Victor Bockris – Transformer, la vita di Lou Reed (Arcana, 2007)
Victor Bockris è una specie di Bruno Vespa del giornalismo musicale, un traffichino sardonico con le mani in pasta ovunque, uno che ne ha viste di tutti colori. In poche parole uno che rimesta nel fango più fangoso, riportando le mille e una trama – con tanto di complessi intrecci – legate a vicende e personaggi rock.
Detto ciò: chi è il più fangoso, intrigantemente contorto, poliedrico, multipersonality, refrattario come due lenti a specchio e transformer di un rocker come Ludwig van Reed?

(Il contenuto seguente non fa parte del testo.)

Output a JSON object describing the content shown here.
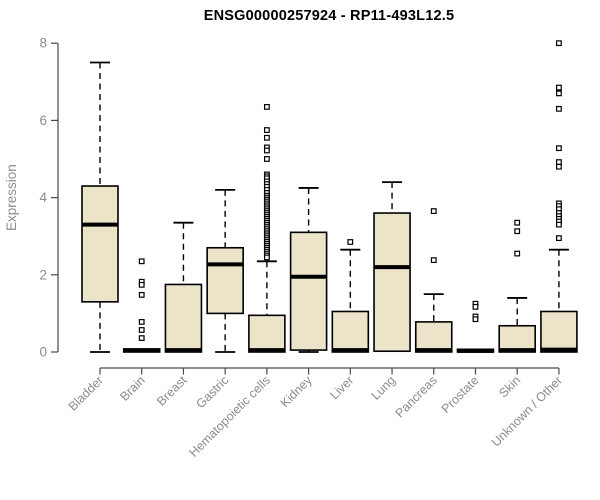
{
  "chart_data": {
    "type": "box",
    "title": "ENSG00000257924 - RP11-493L12.5",
    "xlabel": "",
    "ylabel": "Expression",
    "ylim": [
      0,
      8
    ],
    "yticks": [
      0,
      2,
      4,
      6,
      8
    ],
    "grid": false,
    "legend": "none",
    "box_fill_color": "#ebe4c9",
    "box_line_color": "#000000",
    "axis_text_color": "#8c8c8c",
    "categories": [
      "Bladder",
      "Brain",
      "Breast",
      "Gastric",
      "Hematopoietic cells",
      "Kidney",
      "Liver",
      "Lung",
      "Pancreas",
      "Prostate",
      "Skin",
      "Unknown / Other"
    ],
    "boxes": [
      {
        "category": "Bladder",
        "low": 0,
        "q1": 1.3,
        "median": 3.3,
        "q3": 4.3,
        "high": 7.5,
        "outliers": []
      },
      {
        "category": "Brain",
        "low": 0,
        "q1": 0,
        "median": 0.04,
        "q3": 0.08,
        "high": 0.08,
        "outliers": [
          2.35,
          1.82,
          1.74,
          1.48,
          0.78,
          0.57,
          0.36
        ]
      },
      {
        "category": "Breast",
        "low": 0,
        "q1": 0,
        "median": 0.05,
        "q3": 1.75,
        "high": 3.35,
        "outliers": []
      },
      {
        "category": "Gastric",
        "low": 0,
        "q1": 1.0,
        "median": 2.27,
        "q3": 2.7,
        "high": 4.2,
        "outliers": []
      },
      {
        "category": "Hematopoietic cells",
        "low": 0,
        "q1": 0,
        "median": 0.05,
        "q3": 0.95,
        "high": 2.35,
        "outliers": [
          6.35,
          5.75,
          5.55,
          5.3,
          5.22,
          5.0,
          4.6,
          4.55,
          4.5,
          4.42,
          4.35,
          4.28,
          4.2,
          4.12,
          4.05,
          4.0,
          3.95,
          3.9,
          3.85,
          3.8,
          3.75,
          3.7,
          3.65,
          3.6,
          3.55,
          3.5,
          3.45,
          3.4,
          3.35,
          3.3,
          3.25,
          3.2,
          3.15,
          3.1,
          3.05,
          3.0,
          2.95,
          2.9,
          2.85,
          2.8,
          2.75,
          2.7,
          2.65,
          2.6,
          2.55,
          2.5,
          2.45
        ]
      },
      {
        "category": "Kidney",
        "low": 0,
        "q1": 0.05,
        "median": 1.95,
        "q3": 3.1,
        "high": 4.25,
        "outliers": []
      },
      {
        "category": "Liver",
        "low": 0,
        "q1": 0,
        "median": 0.05,
        "q3": 1.05,
        "high": 2.65,
        "outliers": [
          2.85
        ]
      },
      {
        "category": "Lung",
        "low": 0,
        "q1": 0.02,
        "median": 2.2,
        "q3": 3.6,
        "high": 4.4,
        "outliers": []
      },
      {
        "category": "Pancreas",
        "low": 0,
        "q1": 0,
        "median": 0.05,
        "q3": 0.78,
        "high": 1.5,
        "outliers": [
          3.65,
          2.38
        ]
      },
      {
        "category": "Prostate",
        "low": 0,
        "q1": 0,
        "median": 0.03,
        "q3": 0.07,
        "high": 0.07,
        "outliers": [
          1.25,
          1.17,
          0.92,
          0.85
        ]
      },
      {
        "category": "Skin",
        "low": 0,
        "q1": 0,
        "median": 0.05,
        "q3": 0.68,
        "high": 1.4,
        "outliers": [
          3.35,
          3.13,
          2.55
        ]
      },
      {
        "category": "Unknown / Other",
        "low": 0,
        "q1": 0,
        "median": 0.06,
        "q3": 1.05,
        "high": 2.65,
        "outliers": [
          8.0,
          6.85,
          6.7,
          6.3,
          5.28,
          4.92,
          4.8,
          3.85,
          3.78,
          3.7,
          3.6,
          3.52,
          3.45,
          3.38,
          3.3,
          2.95
        ]
      }
    ]
  }
}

Insomma, è come se due bombe a orologeria avessero un rendez vous sulla 5th Avenue e si trastullassero sciorinando tutto l’almanacco rock dalla A alla Z, a suon di elettroshock infantili agli albori della controcultura americana, anni sprecati alla Syracuse University e l’incontro con il poeta-guru Delmore Schwartz. E poi il fertilissimo periodo di Sua Maestà Warhol nella sua onnivora macelleria di talenti (la Factory), i beatnik, il free jazz di Ornette Coleman, l’incontro con l’intellighenzia avanguardista di La Monte Young e del figliol prodigo gallese John Cale, i seminali Velvet Underground, il sadomasochismo con la sua musa Nico femme fatale, l’istrionismo drogato e narcisista di un Lou solista, gli anni bui e disperati di Berlin, il bisexualismo con il Duca Bianco (produttore del capolavoro Transformer), l’eroina, la pelle flaccida del rock and roll animal metà anni Settanta, la devianza psicotica ma commerciale di “Sally can’t Dance”, la schizofrenia rumorosa di Metal Machine Music, il mormorio continuo morboso e schizoide dei suoi genitori – una specie di guinzaglio celebrale male allacciato con cui Mr Reed dovrà sempre fare i conti. Ché in fin dei conti, secondo il Reed-pensiero, la sua famiglia ha i connotati nefasti (ma solo un po’ più borghesi) della Manson family.
Tutta questa insalatina russa – o meglio newyorkese, preferibilmente di Coney Island – inframmezzata da interviste al limite dell’ impossibili tra Lou e William Burroghs, lo sbeffeggio di critici e i musicisti del settore (esilarante e grottesco in tal senso il rapporto amore-odio con l’indimenticato Lester Bangs) e altri svariati aneddoti sadomaso, o le cattiverie verso colleghi celebri quali Jim Morrison o la stessa Nico. Avventure e disavventure amorose fino alla stabilità trans gender con la celebrale musicista Laurie Anderson e – infine – il Lou Reed rugoso, riflessivo, cameo-man di tanti film esistenzialisti e grotteschi come la sua vita ineffabile, fluttuante, transformer.
Forse coniare l’aggettivo “reediano” o “à la Lou Reed” in ambito dell’antropologia/sociologia metropolitana non sarebbe così inappropriato, dato il personaggio che ha letteralmente ridisegnato le architetture mentali del rock and roll e del modo di comportarsi nei villaggi (possibilmente degradati e marginali) urbanizzati di questo pianeta.